This piece is a long piece. I actually broke the reading of it into two sessions it’s so long. A small video is also on the website and informs the written account. I did really believe it was true until I saw the video. Until I saw the victims interviewed.
The piece is about a man named Jamison Bachman. By all accounts, he seemed quite normal to many people when they first him, but his true nature boarded on, dare I say, sociopathy (as overused and misunderstood as that word is these days).

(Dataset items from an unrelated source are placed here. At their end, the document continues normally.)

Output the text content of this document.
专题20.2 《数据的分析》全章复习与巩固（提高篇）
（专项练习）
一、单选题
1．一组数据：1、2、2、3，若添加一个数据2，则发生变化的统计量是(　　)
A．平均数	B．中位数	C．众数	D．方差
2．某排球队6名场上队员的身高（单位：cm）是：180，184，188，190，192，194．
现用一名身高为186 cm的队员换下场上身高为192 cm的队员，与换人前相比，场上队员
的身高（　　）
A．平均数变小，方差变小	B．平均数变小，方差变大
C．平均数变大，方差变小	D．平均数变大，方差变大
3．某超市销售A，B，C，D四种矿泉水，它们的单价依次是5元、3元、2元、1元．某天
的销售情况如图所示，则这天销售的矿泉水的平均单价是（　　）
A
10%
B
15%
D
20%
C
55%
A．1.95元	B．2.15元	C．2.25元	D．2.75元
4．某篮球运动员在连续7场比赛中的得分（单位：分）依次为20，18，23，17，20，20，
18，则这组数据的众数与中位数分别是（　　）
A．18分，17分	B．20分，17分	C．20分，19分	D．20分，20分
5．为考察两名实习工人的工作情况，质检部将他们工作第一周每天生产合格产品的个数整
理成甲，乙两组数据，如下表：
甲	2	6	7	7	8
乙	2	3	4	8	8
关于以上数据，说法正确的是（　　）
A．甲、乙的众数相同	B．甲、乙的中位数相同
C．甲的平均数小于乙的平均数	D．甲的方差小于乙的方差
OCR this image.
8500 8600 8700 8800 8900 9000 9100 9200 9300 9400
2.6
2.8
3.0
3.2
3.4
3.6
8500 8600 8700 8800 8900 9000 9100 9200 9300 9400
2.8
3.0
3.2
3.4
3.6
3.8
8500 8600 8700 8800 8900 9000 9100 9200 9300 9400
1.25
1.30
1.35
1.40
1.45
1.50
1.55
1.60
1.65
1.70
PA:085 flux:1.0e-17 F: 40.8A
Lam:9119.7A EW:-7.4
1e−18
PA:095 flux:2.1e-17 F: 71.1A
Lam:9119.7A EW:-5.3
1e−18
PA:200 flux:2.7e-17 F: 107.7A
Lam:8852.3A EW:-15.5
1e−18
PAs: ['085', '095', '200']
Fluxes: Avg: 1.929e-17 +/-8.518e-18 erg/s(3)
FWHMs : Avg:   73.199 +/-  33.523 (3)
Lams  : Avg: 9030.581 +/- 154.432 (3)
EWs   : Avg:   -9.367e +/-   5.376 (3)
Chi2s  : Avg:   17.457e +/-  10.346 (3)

Jamison, at first, portrayed normal social tendencies. Most of the people who let him stay with them enjoyed his company. But within weeks he would become reclusive and begin changing things within the house or apartment as though it was his right to do so. When confronted, Bachman would become overly confrontational. Rather than apologizing or making a case for his actions, he would try to make himself physically intimidating. Not long after this, he would refuse to pay rent. Again, when confronted he would become physically hostile, and then, since he had a law degree (though he never passed the Bar) would espouse jargon and his intricate understanding of lease agreements to sow doubt in his victims minds enough that they felt as though they couldn’t evict him without suffering serious financial burdens. If they filed a claim against him, he would turn around a file counterclaim. Typically, in the eyes of the court, he was polite, knowledgeable, and in the right. Later, when Bachman really lost his mind and met his match, a woman found files upon files of claims and suits people had taken against him and the actions he’d taken in retaliation.
Overall this is a fascinating piece, heartbreaking in its scope for both victims and perpetrator. A terrifying look at what people can do if they know how to take advantage of the system, and have the emotional capacity to do so.